Um den Einnahmeausfall zumindest teilweise auszugleichen, soll der 2008 aufgelegte Bankenrettungsfonds TARP keine neuen Anträge auf Hilfsgelder mehr bewilligen. Dadurch würden elf Milliarden Dollar frei.
Die Abgeordneten berieten über die umfassendste Finanzmarktreform seit der Finanzkrise in den dreißiger Jahren. Große Finanzinstitute sollen künftig beim Bankengarantiefonds hohe Summen zur Sicherung hinterlegen. Die Reform schränkt zudem spekulative Geschäfte von Banken ein, etwa Investitionen in Derivate. Sie umfasst zudem die Grundzüge einer Kontrollinstitution für Finanzprodukte, die Bürger vor riskanten Geschäften schützen soll.
Die Reform soll vermeiden helfen, dass sich die weltweite Finanzkrise von 2008 wiederholt. Neben dem Zusammenbruch des Häusermarkts gelten die unregulierten und hoch riskanten Geschäfte an der New Yorker Wall Street Ursache der Krise.

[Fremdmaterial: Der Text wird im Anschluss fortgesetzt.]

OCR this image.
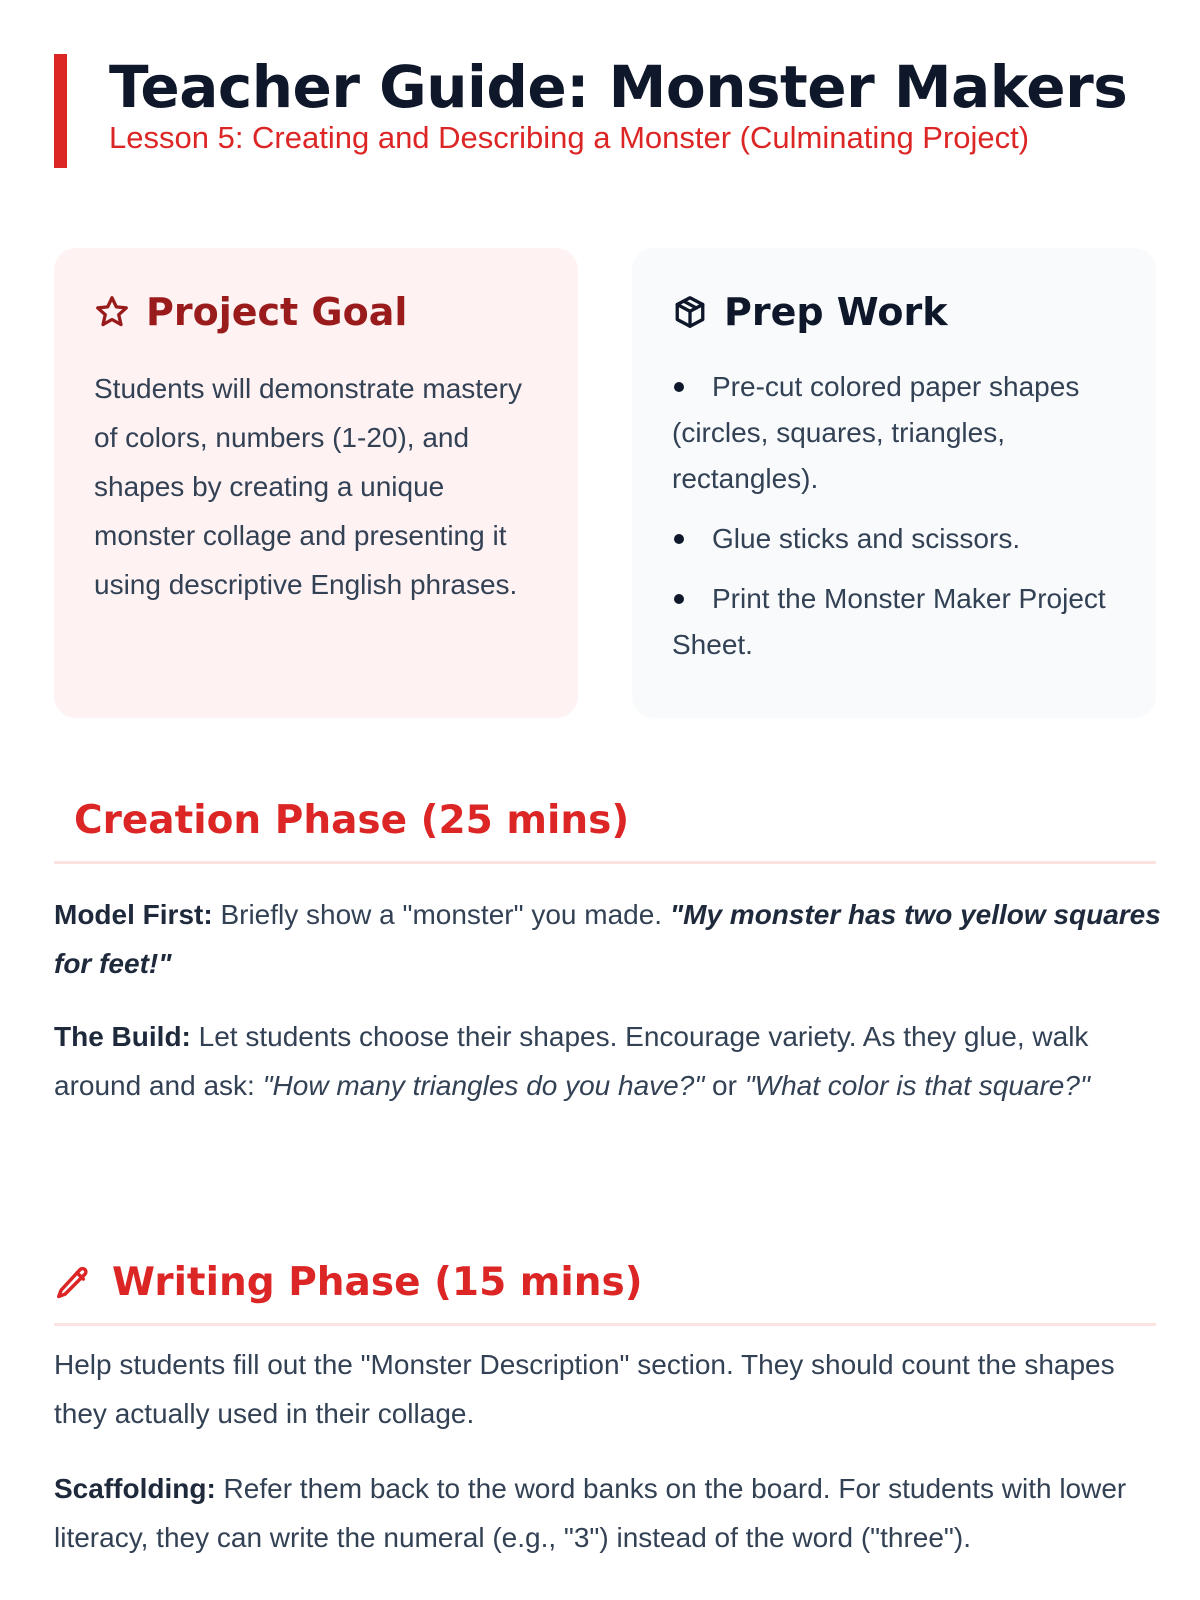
Teacher Guide: Monster Makers
Lesson 5: Creating and Describing a Monster (Culminating Project)
Project Goal

Students will demonstrate mastery of colors, numbers (1-20), and shapes by creating a unique monster collage and presenting it using descriptive English phrases.

Prep Work
Pre-cut colored paper shapes (circles, squares, triangles, rectangles).
Glue sticks and scissors.
Print the Monster Maker Project Sheet.
Creation Phase (25 mins)

Model First: Briefly show a "monster" you made. "My monster has two yellow squares for feet!"

The Build: Let students choose their shapes. Encourage variety. As they glue, walk around and ask: "How many triangles do you have?" or "What color is that square?"

Writing Phase (15 mins)

Help students fill out the "Monster Description" section. They should count the shapes they actually used in their collage.

Scaffolding: Refer them back to the word banks on the board. For students with lower literacy, they can write the numeral (e.g., "3") instead of the word ("three").
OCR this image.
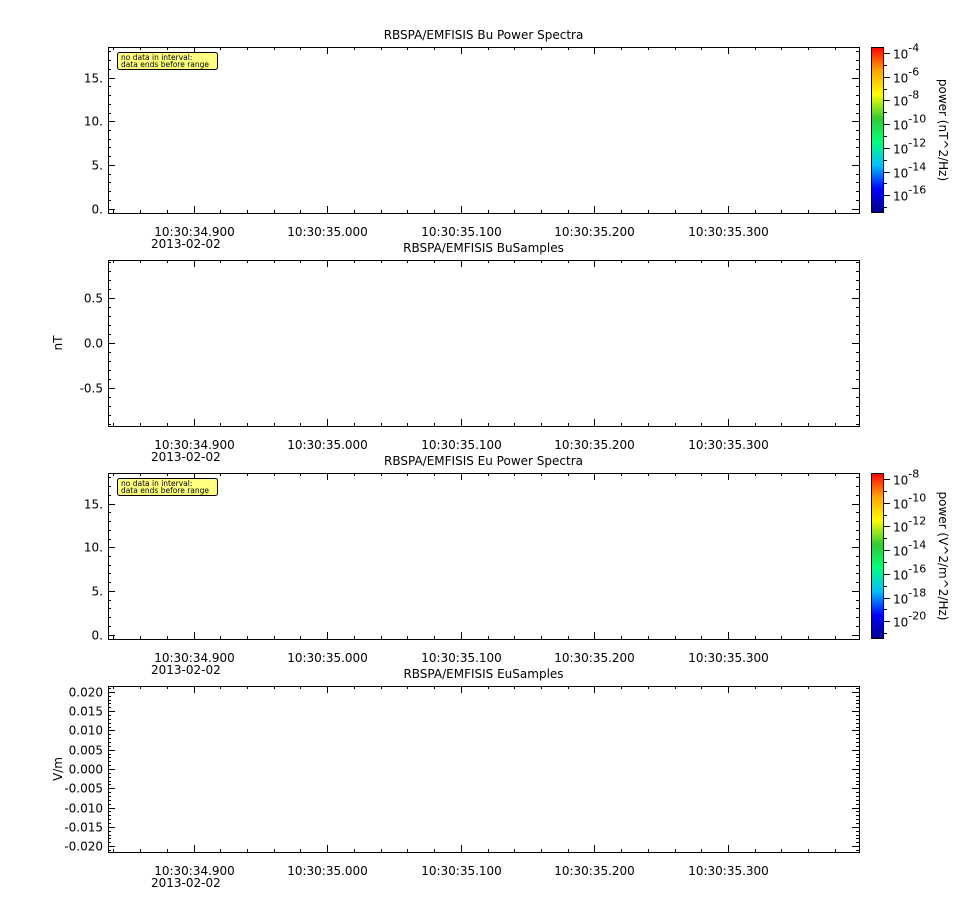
RBSPA/EMFISIS Bu Power Spectra
0.
5.
10.
15.
10:30:34.900	10:30:35.000	10:30:35.100	10:30:35.200	10:30:35.300
2013-02-02
no data in interval:
data ends before range
10-4
10-6
10-8
10-10
10-12
10-14
10-16
power (nT^2/Hz)
RBSPA/EMFISIS BuSamples
0.5
0.0
-0.5
nT
10:30:34.900	10:30:35.000	10:30:35.100	10:30:35.200	10:30:35.300
2013-02-02	RBSPA/EMFISIS Eu Power Spectra
0.
5.
10.
15.
10:30:34.900	10:30:35.000	10:30:35.100	10:30:35.200	10:30:35.300
2013-02-02
no data in interval:
data ends before range
10-8
10-10
10-12
10-14
10-16
10-18
10-20 power (V^2/m^2/Hz)
RBSPA/EMFISIS EuSamples
0.020
0.015
0.010
0.005
0.000
-0.005
-0.010
-0.015
-0.020
V/m
10:30:34.900	10:30:35.000	10:30:35.100	10:30:35.200	10:30:35.300
2013-02-02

Auf dem G-20-Gipfel der großen Industrie und Schwellenländer am vergangenen Wochenende in Toronto war der Plan gescheitert , eine Bankenabgabe international einzuführen. Seither bleibt den Staaten nur die nationale Lösung, die EU-Länder hoffen auf eine europäische. In Deutschland ist eine Abgabe bereits in Arbeit . Sie soll jährlich 1,2 Milliarden Euro einbringen.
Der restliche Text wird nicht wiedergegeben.